Chimboo · 18/02/2021 10:23

I’m sorry OP. I urge you to report the behaviour. Best case is that it’s cultural and those involved receive training on how their words affect others (to earlier posters who didn’t think it’s possible - yes, there are other cultures that do consider it absolutely fine to comment on weight and there are things we do here in the UK that THEY find rude...that being said, no behaviour is okay if it is making someone feel bullied and this is why OP should report it) worst case is that they are deliberately bullying you in which case it MUST be fully investigated and dealt with appropriately. All the best x

MistleTOEboughski · 18/02/2021 10:26

I also don't think you should not have to justify yourself by saying you are trying to lose weight and eat healthy. Even if you decided not to lose weight and to eat what you want then people still need to accept that and treat you with the same tolerance and respect they would like to be treated with.
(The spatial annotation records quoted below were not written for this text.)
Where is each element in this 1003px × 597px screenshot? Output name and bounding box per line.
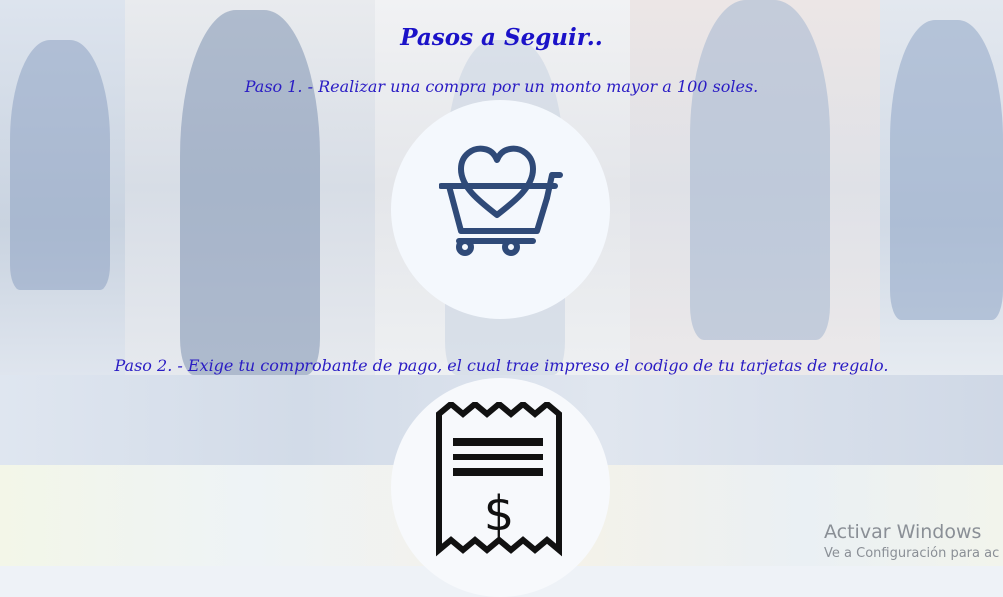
step-2-text: Paso 2. - Exige tu comprobante de pago, … <box>114 356 889 375</box>
windows-activation-hint: Ve a Configuración para ac <box>824 546 1000 561</box>
shopping-cart-heart-icon <box>439 145 563 256</box>
background-photo-panel <box>125 0 375 375</box>
step-1-text: Paso 1. - Realizar una compra por un mon… <box>244 77 759 96</box>
receipt-dollar-icon: $ <box>436 402 562 557</box>
background-photo-panel <box>0 0 125 375</box>
step-1-icon-circle <box>391 100 610 319</box>
background-photo-panel <box>880 0 1003 375</box>
page-title: Pasos a Seguir.. <box>400 24 603 51</box>
model-figure <box>180 10 320 375</box>
svg-text:$: $ <box>484 486 515 542</box>
background-photo-panel <box>630 0 880 375</box>
model-figure <box>690 0 830 340</box>
windows-activation-watermark: Activar Windows <box>824 521 982 543</box>
model-figure <box>890 20 1003 320</box>
step-2-icon-circle: $ <box>391 378 610 597</box>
SatsumasOrClementines · 18/02/2021 10:27

Like blueshoes I would really like to know what "culture" believes it is ok to be so horrible to another human being?
In Japan, for example, pointing out if someone has gained weight is seen as helpful. Only 2-3% of people in Japan are obese compared to the 28% in the U.K. Companies measure the waists of their workers and are fined if they are larger than the guidelines. People who are overweight are given government diet guidance.
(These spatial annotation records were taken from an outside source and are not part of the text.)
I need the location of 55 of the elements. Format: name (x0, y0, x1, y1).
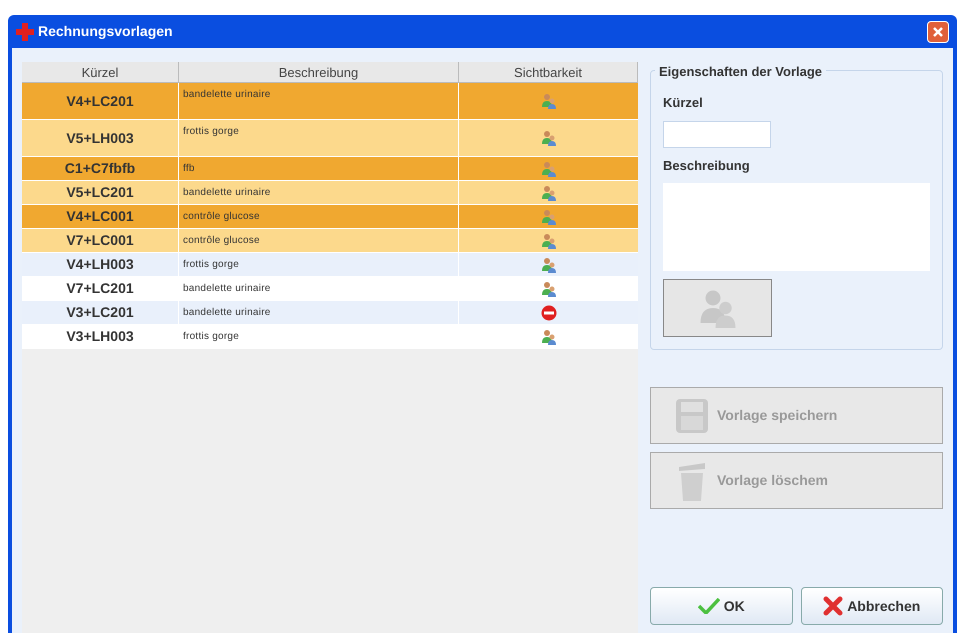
description-cell-text: frottis gorge (183, 125, 240, 139)
code-input-field[interactable] (663, 120, 771, 148)
table-row[interactable]: V7+LC001 contrôle glucose (22, 229, 638, 253)
window-title: Rechnungsvorlagen (38, 22, 173, 41)
users-icon (540, 256, 556, 272)
checkmark-icon (698, 598, 720, 614)
users-icon (540, 232, 556, 248)
close-icon (932, 26, 944, 38)
code-cell-text: V3+LH003 (66, 327, 134, 346)
description-cell-text: contrôle glucose (183, 210, 260, 224)
users-icon (540, 208, 556, 224)
table-row[interactable]: V3+LH003 frottis gorge (22, 325, 638, 349)
code-cell-text: V4+LH003 (66, 255, 134, 274)
code-cell-text: V7+LC001 (66, 231, 134, 250)
description-cell-text: bandelette urinaire (183, 282, 271, 296)
column-header[interactable]: Sichtbarkeit (459, 62, 638, 82)
code-cell-text: V4+LC201 (66, 92, 134, 110)
description-cell-text: ffb (183, 162, 195, 176)
table-row[interactable]: V3+LC201 bandelette urinaire (22, 301, 638, 325)
users-icon (540, 130, 556, 146)
code-cell-text: C1+C7fbfb (64, 159, 136, 178)
users-icon (540, 93, 556, 109)
column-header[interactable]: Beschreibung (179, 62, 459, 82)
no-entry-icon (540, 304, 556, 320)
table-row[interactable]: C1+C7fbfb ffb (22, 157, 638, 181)
table-row[interactable]: V4+LH003 frottis gorge (22, 253, 638, 277)
table-row[interactable]: V5+LC201 bandelette urinaire (22, 181, 638, 205)
field-label: Kürzel (663, 94, 704, 112)
cross-icon (16, 22, 34, 40)
description-cell-text: frottis gorge (183, 258, 240, 272)
code-cell-text: V5+LC201 (66, 183, 134, 202)
table-row[interactable]: V4+LC201 bandelette urinaire (22, 83, 638, 120)
table-row[interactable]: V5+LH003 frottis gorge (22, 120, 638, 157)
code-cell-text: V4+LC001 (66, 207, 134, 226)
field-label: Beschreibung (663, 156, 751, 175)
code-cell-text: V7+LC201 (66, 279, 134, 298)
users-icon (698, 288, 738, 328)
close-button[interactable] (927, 20, 949, 42)
code-cell-text: V3+LC201 (66, 303, 134, 322)
table-row[interactable]: V4+LC001 contrôle glucose (22, 205, 638, 229)
users-icon (540, 280, 556, 296)
column-header[interactable]: Kürzel (22, 62, 179, 82)
close-icon (823, 596, 844, 616)
table-row[interactable]: V7+LC201 bandelette urinaire (22, 277, 638, 301)
users-icon (540, 328, 556, 344)
users-icon (540, 160, 556, 176)
ok-button[interactable]: OK (650, 587, 792, 625)
code-cell-text: V5+LH003 (66, 128, 134, 148)
users-icon (540, 184, 556, 200)
cancel-button[interactable]: Abbrechen (800, 587, 943, 625)
description-cell-text: bandelette urinaire (183, 186, 271, 200)
description-cell-text: bandelette urinaire (183, 306, 271, 320)
description-cell-text: frottis gorge (183, 330, 240, 344)
description-cell-text: bandelette urinaire (183, 88, 271, 102)
description-cell-text: contrôle glucose (183, 234, 260, 248)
BUT just as I would be expected to follow the cultural norms of another country if I was living there instead of the U.K. so should the OPs colleague.

Hankunamatata · 18/02/2021 10:28

Your manager knows Shock

I would email them stating your complaint and cc their manager. In my trust they would come down like a ton of bricks on that person.

Hankunamatata · 18/02/2021 10:30

And yes it may be cultural- my friend lived in Thailand and was constantly given "helpful" advice about her weight but they need to be made aware that it's not appropriate in a uk work place.

cansu · 18/02/2021 10:32

Next time it happens. Look them in the eye and say 'That's a really unpleasant thing to say.' If it continues, report to your manager. I think though that you really need to stand up for yourself too. I find that when you call people out on this shit, they tend to pack it in.

ChronicallyCurious · 18/02/2021 10:34

Follow the complaints procedure and make a formal complaint. Bullies get away with things because people like your manager don’t deal with them

Beseigedbykillersquirrels · 18/02/2021 10:38

Urgh, this is disgusting. There is nothing remotely 'helpful' in humiliating and degrading someone publically in front of colleagues. What hateful people you have the misfortune to work with. I'd be tempted to make a point of checking the time and writing down each comment anyone makes. Maybe even ask them to repeat it for you as you write. They may ask what you are doing, in which case you say, oh I'm just keeping a note of every incidence of bullying as advised by my union rep.
I would brace yourself though. It's completely wrong but, from experience, reporting bullying will probably make you the unpopular one. Foul people for some reason don't like having their toxicity pointed out to them.
Wishing you lots of luck, professionally and personally.